Autre coup dur au FFS

Partager

à la veille des élections locales, sensiblement affaibli par les nombreuses contestations et démissions enregistrées au sein des structures locales, notamment dans sa wilaya bastion, à Tizi-Ouzou, le FFS devra faire avec une autre défection de haut rang dans la localité de Bounouh.

En effet, c’est carrément le maire en poste qui a décidé de claquer la porte du parti pour opter pour le RND qui lui a proposé de mener la liste locale pour les municipalités du 23 novembre prochain, après sa mise à l’écart dans sa désormais ex-formation politique. Dans cette municipalité de Bounouh, cinq listes sont en lice pour les communales prochaines. Il s’agit du FFS, du RCD, du FLN, du RND et des indépendants. Mais ce qui est surprenant, c’est que le maire actuel d’obédience FFS a, en dépit de son long parcours de militant au sein du plus vieux parti de l’opposition, claqué la porte de son parti pour rejoindre le Rassemblement national démocratique (RND). Pour en savoir plus sur cette décision, nous avons pris attache avec M. Rabah Makhlouf, car c’est de lui qu’il s’agit : «Effectivement, j’ai quitté le FFS pour de nombreuses raisons, notamment pour ce qui concerne la confection de la liste parce que la directive de la direction nationale du parti a été bafouée localement», répondra-t-il. Et de poursuivre : «Après tant d’années de militantisme et d’engagement au sein du parti et un mandat à la tête de l’APC, où j’ai présenté mon bilan qui a été approuvé positif par les instances du parti, je me suis trouvé face à une structure locale qui voulait m’écarter coûte que coûte.

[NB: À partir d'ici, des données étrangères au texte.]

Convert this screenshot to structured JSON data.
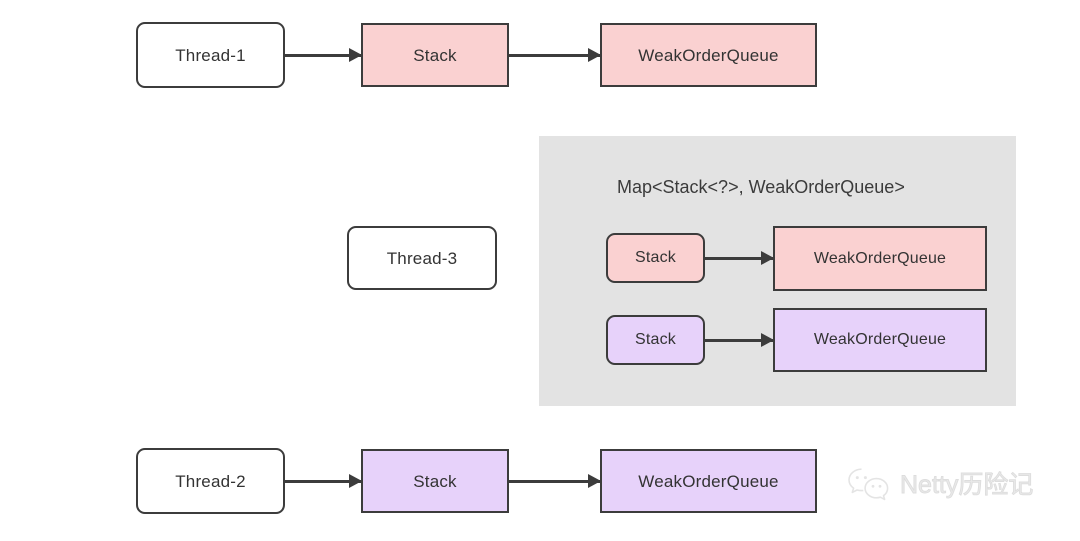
{
  "diagram": {
    "title": "Netty Recycler Stack / WeakOrderQueue per-thread mapping",
    "colors": {
      "pink_fill": "#fad1d1",
      "purple_fill": "#e7d2fa",
      "white_fill": "#ffffff",
      "panel_fill": "#e3e3e3",
      "border": "#3c3c3c",
      "text": "#333333",
      "watermark": "#e2e2e2"
    },
    "rows": {
      "top": {
        "thread_label": "Thread-1",
        "stack_label": "Stack",
        "queue_label": "WeakOrderQueue"
      },
      "middle": {
        "thread_label": "Thread-3"
      },
      "bottom": {
        "thread_label": "Thread-2",
        "stack_label": "Stack",
        "queue_label": "WeakOrderQueue"
      }
    },
    "map_panel": {
      "title": "Map<Stack<?>, WeakOrderQueue>",
      "entries": [
        {
          "key_label": "Stack",
          "value_label": "WeakOrderQueue",
          "color": "pink"
        },
        {
          "key_label": "Stack",
          "value_label": "WeakOrderQueue",
          "color": "purple"
        }
      ]
    },
    "watermark": {
      "icon": "wechat-icon",
      "text": "Netty历险记"
    }
  }
}
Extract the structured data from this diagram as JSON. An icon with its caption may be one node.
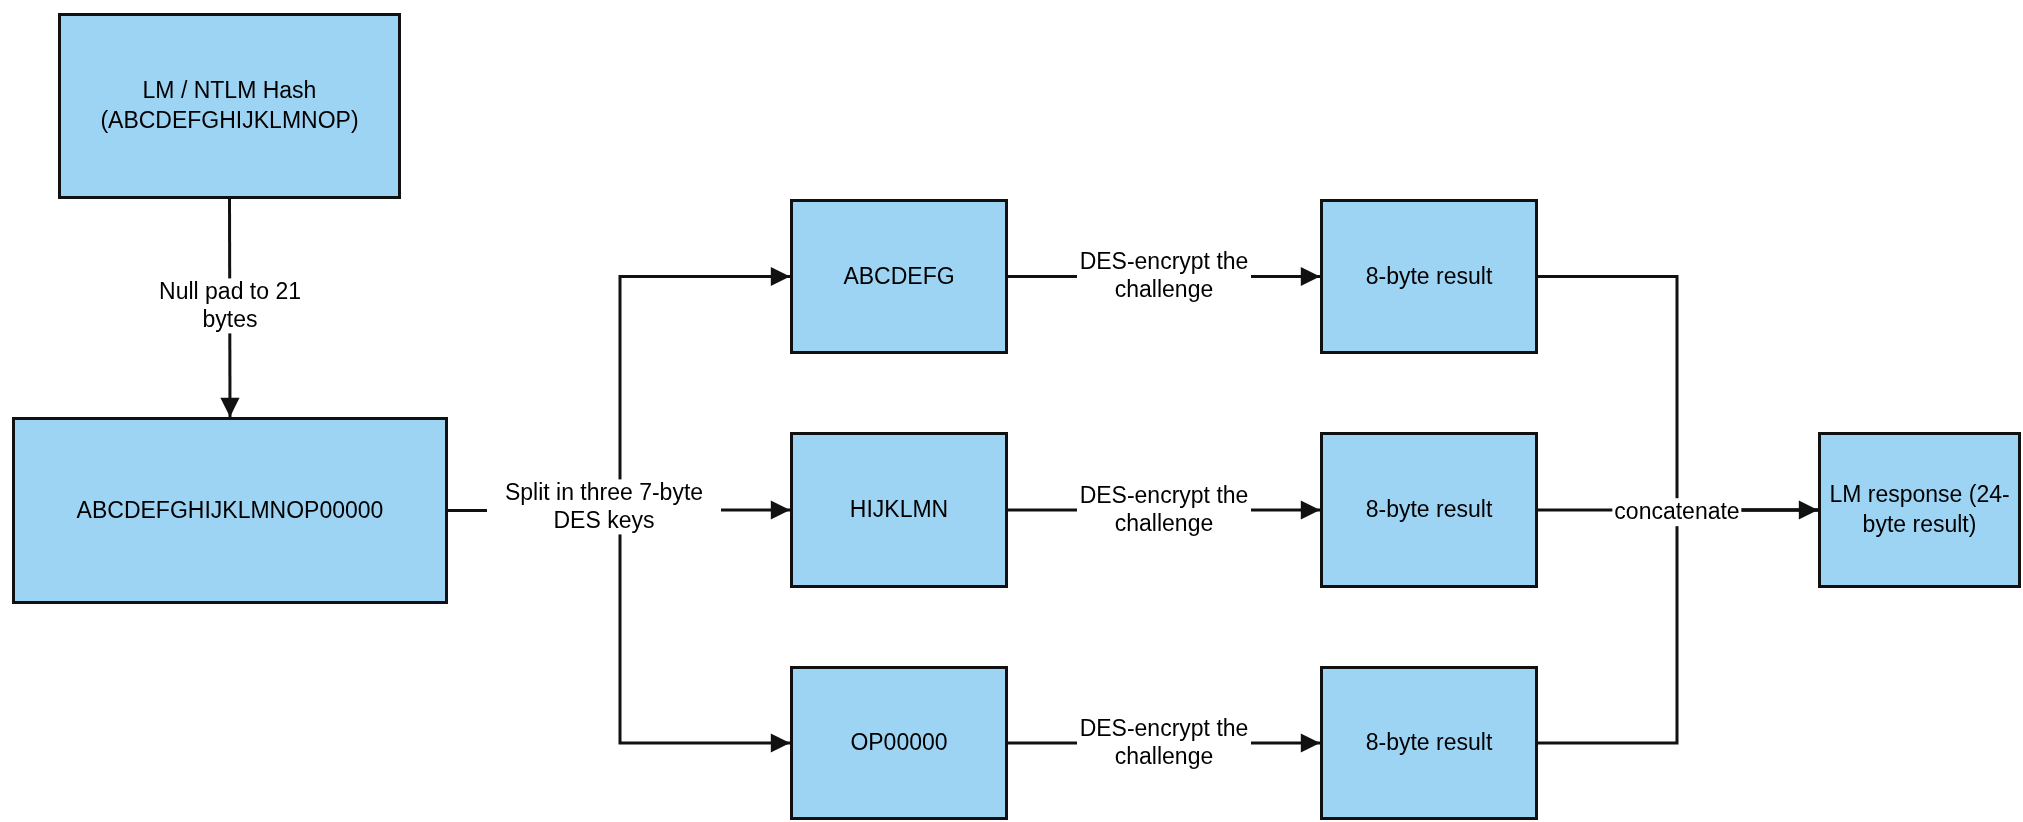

Donc, j’ai préféré me retirer». Et il dira ni plus, ni moins sur cet épisode : «J’ai quitté le FFS pour les mêmes raisons que feu Aït Ahmed avait quitté le FLN en 1962», s’est-il contenté de dire. Officiellement, il a démissionné de son parti et a il a été sollicité comme tête de liste par le parti d’Ahmed Ouyahia. Offre qu’il n’a pas refusée. «En tout cas, durant mon mandat, je n’ai pas failli. Les réalisations de notre équipe parlent d’elles-mêmes», renchérit notre interlocuteur. Pour M. Rabah Makhlouf, l’équipe à laquelle il vient d’adhérer est «complémentaire» parce que, du moins, «les cinq premiers de la liste jouissent d’un capital important en matière de gestion dans différentes administrations et dans le mouvement associatif», conclut-il.